The million dollar question: where should we be applying perfume on the body? Why?
Be sure to apply your perfume to “hot spots” or areas of the body that are the warmest. Don’t limit application to just the inside of the wrists and the neck, apply to the small of the back, the belly, the back of the neck, the back of the knees and the ankles. Areas that are warmest help to transmit the scent very gently and in a very intimate way. When we move or are close to someone our natural body heat will allow the scent to be perceptible.
Have you ever paid attention to your senses? How some are so acute and others don’t show up for work, ever. My vision is horrendous yet I have a dog-like sense of smell and hearing. I’m a picky eater, easily offended by vinegar and strong flavors. These innate differences most definitely shape our interests – how can they not? I’m the worst foodie in the world, just ask anyone who knows me well.
It’s all good, though, I’m satisfied with my bloodhound snout. I’m fascinated by the dynamics of smell and how it relates to memory and experience. Fun fact: our sense of smell is actually the first to operate when we are born and once we make a connection with a smell it is forever tied to that memory. Which is why Cool Water is forever the scent of 8th grade. And you? My memories are so vividly tied to scent – the good and the bad smells (mulch in the spring time haunts me in so many ways).

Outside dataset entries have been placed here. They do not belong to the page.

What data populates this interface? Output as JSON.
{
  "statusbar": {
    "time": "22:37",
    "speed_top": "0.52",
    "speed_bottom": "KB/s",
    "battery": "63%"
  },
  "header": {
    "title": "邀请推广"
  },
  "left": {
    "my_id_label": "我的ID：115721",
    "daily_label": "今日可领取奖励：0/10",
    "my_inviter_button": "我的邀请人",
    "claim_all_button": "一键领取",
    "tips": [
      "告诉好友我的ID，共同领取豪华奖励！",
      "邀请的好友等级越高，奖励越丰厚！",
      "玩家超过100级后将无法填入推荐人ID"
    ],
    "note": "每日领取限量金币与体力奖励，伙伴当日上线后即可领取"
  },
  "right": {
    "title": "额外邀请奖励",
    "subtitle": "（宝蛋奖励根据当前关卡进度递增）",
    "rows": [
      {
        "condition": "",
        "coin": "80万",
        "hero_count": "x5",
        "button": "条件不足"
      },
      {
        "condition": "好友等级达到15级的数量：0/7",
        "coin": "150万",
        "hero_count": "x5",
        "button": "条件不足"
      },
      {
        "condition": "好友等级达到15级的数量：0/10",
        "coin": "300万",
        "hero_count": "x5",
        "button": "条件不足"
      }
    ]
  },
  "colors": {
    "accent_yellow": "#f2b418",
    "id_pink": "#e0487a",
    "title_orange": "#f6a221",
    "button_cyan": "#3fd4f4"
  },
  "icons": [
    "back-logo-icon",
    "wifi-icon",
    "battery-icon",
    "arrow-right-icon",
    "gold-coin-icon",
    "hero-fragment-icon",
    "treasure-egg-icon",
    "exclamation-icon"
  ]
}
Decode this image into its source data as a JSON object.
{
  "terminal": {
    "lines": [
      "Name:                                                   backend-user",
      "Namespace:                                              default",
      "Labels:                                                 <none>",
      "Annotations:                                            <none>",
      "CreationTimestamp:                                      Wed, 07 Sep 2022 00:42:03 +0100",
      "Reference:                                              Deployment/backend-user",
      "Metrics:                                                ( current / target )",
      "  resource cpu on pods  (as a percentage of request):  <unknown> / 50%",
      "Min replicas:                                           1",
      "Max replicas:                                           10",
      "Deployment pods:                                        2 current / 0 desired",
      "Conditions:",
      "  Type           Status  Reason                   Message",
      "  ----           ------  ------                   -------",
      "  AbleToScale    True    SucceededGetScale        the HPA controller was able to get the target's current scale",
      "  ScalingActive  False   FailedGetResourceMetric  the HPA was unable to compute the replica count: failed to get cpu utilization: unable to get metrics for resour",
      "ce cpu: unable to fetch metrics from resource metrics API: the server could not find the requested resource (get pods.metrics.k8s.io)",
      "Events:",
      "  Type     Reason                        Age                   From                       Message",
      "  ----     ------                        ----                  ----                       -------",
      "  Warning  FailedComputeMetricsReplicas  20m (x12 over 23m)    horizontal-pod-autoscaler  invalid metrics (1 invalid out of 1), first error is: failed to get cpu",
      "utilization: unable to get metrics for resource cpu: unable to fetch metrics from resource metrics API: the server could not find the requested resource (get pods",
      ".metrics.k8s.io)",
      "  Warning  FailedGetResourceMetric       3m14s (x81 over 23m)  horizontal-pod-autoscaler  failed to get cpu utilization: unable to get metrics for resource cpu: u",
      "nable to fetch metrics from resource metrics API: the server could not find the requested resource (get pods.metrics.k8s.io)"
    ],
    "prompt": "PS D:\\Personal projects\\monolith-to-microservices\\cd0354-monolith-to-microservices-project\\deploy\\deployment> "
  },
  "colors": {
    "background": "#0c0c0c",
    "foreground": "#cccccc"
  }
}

It begs the question: how can an unfamiliar scent challenge you and transport you to a new place? Introduce you to an energy and culture that you’ve never experienced? Somewhere not yet in your memory. Well, I’m not entirely sure, but wearing Kahina’s Fez Perfume takes me places. Everything about it is completely foreign but I love it for that reason. It’s not floral or “pretty” rather it’s spicy and earthy with a side of “let’s make out.” Yes, that’s a note, according to me. More official notes are rose, ylang ylang, orange blossom with a heavy dose of cumin, clove, vetivier, sandalwood and a bit of grapefruit.
Wearing Fez gives me a gritty energy that brings out an urge to discover. It activates my senses in a visceral way, more so than any other perfume I’ve worn. I have never been to Morocco and don’t know what it would be like to explore a bazaar, walk down the cobblestone streets or enjoy a ritual afternoon tea. But if I did, I have to imagine somewhere in that experience, the notes of Kahina’s Fez would piece together.
Undeniably, travel and going outside the bounds of what you know gives you perspective. But, perhaps, so can a perfume oil. How cool is that?